I smoked a ton of weed in my younger days, then spawned aspirations of becoming a pilot and had to clean things up a bit.
I dabbled in harder drugs – Crank (snorting Meth), Acid, Ecstasy. I never got hooked on any of it, so walking away from the drug scene was relatively easy. But for me, smoking marijuana didn’t hatch some kind of craving for harder drugs, or even a craving for more marijuana.
My friends and I transitioned to the harder stuff because weed was illegal. The only place we could get it was from the kind of individual who was comfortable taking significant legal risks, who also didn’t live with too much concern for our wellbeing. Enter the drug dealer – usually someone we knew, who lived in our community, one of us – someone who was easy to trust.
A Gateway Community
We all knew a dealer, and it was super cool to have a dime bag on you, so these people became our “friends.” They were experts at marketing – making hard drugs cool. “Hey, let’s do a line together. Really appreciate you. You deserve it” they would chant. Then they’d talk about the deal they were willing to give you because of your special relationship.
Without the dealers, who always had the harder stuff, and who were always angling to get it in our hands, none of us would have transitioned.
Marijuana wasn’t a gateway drug, it was a gateway community, and at the center of it all were the dealers.
Legalize marijuana and you take the dealer out of the picture. Take the dealer out of the picture and exposure to the hard stuff goes way down. And since smoking weed doesn’t cause anyone to have deeper cravings beyond junk food and a good nap, fewer people – young people especially – will go looking for the bad stuff.
Make marijuana illegal and the dealers are back in business, not just selling weed, but transitioning so many into drugs that are truly dangerous. I’m not suggesting that legalizing marijuana will make our drug problems miraculously vanish, I’m just surprised at how clueless we are about how effective dealers are at their craft, and how legalized marijuana takes such a huge bite out of their market.
The War on _______?
As our country continues to drink itself to death, the current administration is trying to convince us all that marijuana is a terrible thing – that we need to wage war, so we can get a handle on this grave threat. I’ve never seen anyone wreck their life from a weed “addiction,” if that’s even a thing. Alcohol? I’m in my early fifties, watching so many of my friends struggle – struggling myself. If our government cared, you’d hear more about the substances that are truly waging war with our wellbeing.
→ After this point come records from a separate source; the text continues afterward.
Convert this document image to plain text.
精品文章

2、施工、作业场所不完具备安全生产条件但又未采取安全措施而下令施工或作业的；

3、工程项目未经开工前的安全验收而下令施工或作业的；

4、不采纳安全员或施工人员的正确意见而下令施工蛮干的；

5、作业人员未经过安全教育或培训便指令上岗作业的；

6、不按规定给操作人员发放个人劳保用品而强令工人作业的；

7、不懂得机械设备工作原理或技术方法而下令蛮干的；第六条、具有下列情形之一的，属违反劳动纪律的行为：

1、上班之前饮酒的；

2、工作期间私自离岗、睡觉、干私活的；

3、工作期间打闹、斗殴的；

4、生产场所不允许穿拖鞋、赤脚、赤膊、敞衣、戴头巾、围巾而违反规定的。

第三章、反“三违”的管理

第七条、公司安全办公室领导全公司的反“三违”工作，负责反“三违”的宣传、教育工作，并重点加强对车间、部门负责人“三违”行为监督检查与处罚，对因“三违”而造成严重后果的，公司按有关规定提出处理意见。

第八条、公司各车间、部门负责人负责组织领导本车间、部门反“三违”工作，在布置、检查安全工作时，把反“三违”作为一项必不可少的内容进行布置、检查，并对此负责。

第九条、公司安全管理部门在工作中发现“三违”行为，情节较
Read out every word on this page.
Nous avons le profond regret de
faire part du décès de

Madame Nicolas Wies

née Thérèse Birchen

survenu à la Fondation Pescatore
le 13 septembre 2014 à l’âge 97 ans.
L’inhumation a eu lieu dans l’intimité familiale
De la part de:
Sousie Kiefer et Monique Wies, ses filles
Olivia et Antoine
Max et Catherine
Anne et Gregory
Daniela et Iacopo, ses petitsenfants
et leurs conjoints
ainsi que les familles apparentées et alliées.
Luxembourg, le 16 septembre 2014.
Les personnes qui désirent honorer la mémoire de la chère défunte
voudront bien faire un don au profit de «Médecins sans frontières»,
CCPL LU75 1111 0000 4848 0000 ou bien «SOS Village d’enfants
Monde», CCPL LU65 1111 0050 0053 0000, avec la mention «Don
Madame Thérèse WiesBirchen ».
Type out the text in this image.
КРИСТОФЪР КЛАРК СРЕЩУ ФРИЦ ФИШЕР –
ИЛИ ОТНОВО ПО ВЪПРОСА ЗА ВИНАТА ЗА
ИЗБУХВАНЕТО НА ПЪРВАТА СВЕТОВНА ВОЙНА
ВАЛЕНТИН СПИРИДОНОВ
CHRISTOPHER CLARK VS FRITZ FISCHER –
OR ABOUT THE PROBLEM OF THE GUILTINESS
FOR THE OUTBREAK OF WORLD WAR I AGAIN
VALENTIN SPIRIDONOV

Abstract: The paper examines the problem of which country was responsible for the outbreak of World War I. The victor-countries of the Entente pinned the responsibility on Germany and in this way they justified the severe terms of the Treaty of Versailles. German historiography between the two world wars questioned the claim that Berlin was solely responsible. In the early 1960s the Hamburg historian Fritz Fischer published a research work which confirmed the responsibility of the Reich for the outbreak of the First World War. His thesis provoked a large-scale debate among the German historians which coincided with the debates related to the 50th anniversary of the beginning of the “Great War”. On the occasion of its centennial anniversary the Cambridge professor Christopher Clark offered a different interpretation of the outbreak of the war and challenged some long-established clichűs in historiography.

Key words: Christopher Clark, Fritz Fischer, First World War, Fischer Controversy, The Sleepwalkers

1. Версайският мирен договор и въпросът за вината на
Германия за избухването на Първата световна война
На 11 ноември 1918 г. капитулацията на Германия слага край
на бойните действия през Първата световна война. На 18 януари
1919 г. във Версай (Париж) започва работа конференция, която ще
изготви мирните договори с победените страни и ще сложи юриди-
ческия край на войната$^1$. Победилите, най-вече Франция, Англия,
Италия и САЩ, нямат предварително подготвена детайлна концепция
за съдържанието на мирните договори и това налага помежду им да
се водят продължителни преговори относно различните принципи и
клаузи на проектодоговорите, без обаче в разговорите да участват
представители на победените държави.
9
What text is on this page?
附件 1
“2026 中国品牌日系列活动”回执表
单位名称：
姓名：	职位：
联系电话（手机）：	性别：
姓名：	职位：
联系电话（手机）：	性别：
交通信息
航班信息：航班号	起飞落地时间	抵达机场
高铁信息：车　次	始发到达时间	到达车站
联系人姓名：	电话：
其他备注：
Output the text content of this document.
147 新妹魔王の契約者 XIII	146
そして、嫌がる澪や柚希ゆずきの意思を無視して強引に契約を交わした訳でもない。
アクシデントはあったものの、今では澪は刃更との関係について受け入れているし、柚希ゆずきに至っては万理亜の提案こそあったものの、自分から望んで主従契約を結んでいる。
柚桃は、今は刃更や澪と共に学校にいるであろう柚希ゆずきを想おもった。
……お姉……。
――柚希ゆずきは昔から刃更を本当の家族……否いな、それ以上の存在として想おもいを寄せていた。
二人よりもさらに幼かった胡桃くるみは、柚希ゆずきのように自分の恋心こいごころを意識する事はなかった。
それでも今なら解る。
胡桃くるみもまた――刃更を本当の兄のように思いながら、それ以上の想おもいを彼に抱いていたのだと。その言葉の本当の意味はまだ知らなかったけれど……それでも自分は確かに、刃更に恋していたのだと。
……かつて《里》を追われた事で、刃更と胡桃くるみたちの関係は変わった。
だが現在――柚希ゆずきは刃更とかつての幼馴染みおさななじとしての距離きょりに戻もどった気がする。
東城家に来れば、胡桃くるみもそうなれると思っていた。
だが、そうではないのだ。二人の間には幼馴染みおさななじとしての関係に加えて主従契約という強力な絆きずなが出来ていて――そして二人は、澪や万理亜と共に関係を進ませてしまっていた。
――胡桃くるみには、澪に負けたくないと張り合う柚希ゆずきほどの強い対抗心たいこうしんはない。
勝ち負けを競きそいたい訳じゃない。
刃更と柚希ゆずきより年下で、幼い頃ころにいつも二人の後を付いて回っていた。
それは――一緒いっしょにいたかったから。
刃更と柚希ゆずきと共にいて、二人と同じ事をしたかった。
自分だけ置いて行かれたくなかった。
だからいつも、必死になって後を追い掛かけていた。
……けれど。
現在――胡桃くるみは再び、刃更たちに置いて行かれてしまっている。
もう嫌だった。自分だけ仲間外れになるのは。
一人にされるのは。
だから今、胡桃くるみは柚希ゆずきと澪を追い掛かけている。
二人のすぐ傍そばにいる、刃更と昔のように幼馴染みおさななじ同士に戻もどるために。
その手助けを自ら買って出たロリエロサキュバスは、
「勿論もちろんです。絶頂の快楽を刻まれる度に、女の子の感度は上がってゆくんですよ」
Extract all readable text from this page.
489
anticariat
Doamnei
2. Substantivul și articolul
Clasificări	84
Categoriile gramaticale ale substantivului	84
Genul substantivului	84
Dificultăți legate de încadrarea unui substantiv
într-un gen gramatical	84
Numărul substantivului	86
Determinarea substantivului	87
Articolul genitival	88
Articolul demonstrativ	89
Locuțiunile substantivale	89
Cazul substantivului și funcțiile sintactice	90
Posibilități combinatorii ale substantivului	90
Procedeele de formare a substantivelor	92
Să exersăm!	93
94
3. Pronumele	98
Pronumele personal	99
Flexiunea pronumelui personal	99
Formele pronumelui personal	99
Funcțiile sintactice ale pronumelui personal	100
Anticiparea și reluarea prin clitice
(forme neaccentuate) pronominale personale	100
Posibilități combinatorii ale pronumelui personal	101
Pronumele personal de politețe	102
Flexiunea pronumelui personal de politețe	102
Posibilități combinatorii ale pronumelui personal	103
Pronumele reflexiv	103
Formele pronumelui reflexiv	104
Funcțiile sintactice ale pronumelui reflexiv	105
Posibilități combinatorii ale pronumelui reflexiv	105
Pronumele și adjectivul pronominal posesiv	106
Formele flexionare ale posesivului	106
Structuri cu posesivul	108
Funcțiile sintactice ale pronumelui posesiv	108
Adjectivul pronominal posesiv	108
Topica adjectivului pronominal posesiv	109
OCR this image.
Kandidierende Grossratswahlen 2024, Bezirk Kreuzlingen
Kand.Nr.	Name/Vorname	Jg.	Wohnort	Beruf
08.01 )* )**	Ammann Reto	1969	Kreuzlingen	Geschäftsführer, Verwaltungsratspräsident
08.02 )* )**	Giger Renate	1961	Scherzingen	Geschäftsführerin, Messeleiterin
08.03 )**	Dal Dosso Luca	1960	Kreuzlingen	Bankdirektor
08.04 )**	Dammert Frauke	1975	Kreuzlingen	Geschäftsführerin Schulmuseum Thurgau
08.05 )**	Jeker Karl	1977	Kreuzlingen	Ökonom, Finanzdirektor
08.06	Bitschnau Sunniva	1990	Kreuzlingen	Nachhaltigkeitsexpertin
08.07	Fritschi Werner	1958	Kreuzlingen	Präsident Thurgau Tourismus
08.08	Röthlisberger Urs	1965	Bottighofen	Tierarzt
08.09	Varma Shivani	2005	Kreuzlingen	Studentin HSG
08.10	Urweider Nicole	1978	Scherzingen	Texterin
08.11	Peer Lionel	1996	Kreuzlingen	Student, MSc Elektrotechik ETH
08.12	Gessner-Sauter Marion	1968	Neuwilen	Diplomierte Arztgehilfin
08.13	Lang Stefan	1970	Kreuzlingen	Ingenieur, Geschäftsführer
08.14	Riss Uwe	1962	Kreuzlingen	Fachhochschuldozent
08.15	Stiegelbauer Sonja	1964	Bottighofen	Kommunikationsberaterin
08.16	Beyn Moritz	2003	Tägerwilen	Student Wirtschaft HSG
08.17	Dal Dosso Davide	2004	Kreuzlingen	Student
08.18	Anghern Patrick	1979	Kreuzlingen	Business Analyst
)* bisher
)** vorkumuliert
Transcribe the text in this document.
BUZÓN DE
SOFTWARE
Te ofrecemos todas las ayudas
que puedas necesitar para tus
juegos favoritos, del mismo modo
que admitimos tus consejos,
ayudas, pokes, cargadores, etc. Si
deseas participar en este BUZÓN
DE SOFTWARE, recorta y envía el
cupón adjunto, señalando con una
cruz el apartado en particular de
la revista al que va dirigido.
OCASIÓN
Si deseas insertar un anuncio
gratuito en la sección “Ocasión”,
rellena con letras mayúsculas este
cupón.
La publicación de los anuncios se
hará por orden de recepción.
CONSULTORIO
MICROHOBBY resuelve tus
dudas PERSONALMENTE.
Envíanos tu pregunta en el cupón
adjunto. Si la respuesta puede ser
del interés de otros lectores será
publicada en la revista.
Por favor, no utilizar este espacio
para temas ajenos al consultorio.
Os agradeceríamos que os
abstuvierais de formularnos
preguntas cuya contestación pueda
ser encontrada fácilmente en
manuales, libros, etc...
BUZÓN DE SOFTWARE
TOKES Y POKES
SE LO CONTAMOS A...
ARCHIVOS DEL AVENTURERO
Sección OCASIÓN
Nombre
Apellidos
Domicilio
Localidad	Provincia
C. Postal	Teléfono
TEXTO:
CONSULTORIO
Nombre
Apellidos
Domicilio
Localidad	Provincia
But there might be an agenda here for J.B. Sessions and his squad. While whites smoke a ton more of the Devil’s lettuce than blacks, for the last twenty years or so we’ve incarcerated far more blacks for it. Regan’s drug war, the one Sessions is trying to resurrect, the one so many social activists call “The War on Blacks,” might have little to do with marijuana, and more to do with the spirit that’s been having its way with our country since her inception.
I haven’t smoked in 30 years but recently, on a guy’s trip to the West coast, somebody stopped at a dispensary on the way to our condo. It was legal where we were staying so I tried a hit – one hit – and got completely annihilated, ate a large bag of peanut M&M’s, drank two G&T’s, watched 18 straight episodes of “Arrested Development,” and was reminded of why I stopped smoking in the first place. I wasn’t attended by any cravings for more drugs, or tear-filled memories of the “good ol’ days” as a user of harder things.
While I do think that our current production methods are cranking out a vastly stronger product, and that there are some things to discuss there, I’m still convinced that the “gateway drug” argument is silly, but used to fuel fears that lead us into policies that are unjust, and distract us from more pressing issues.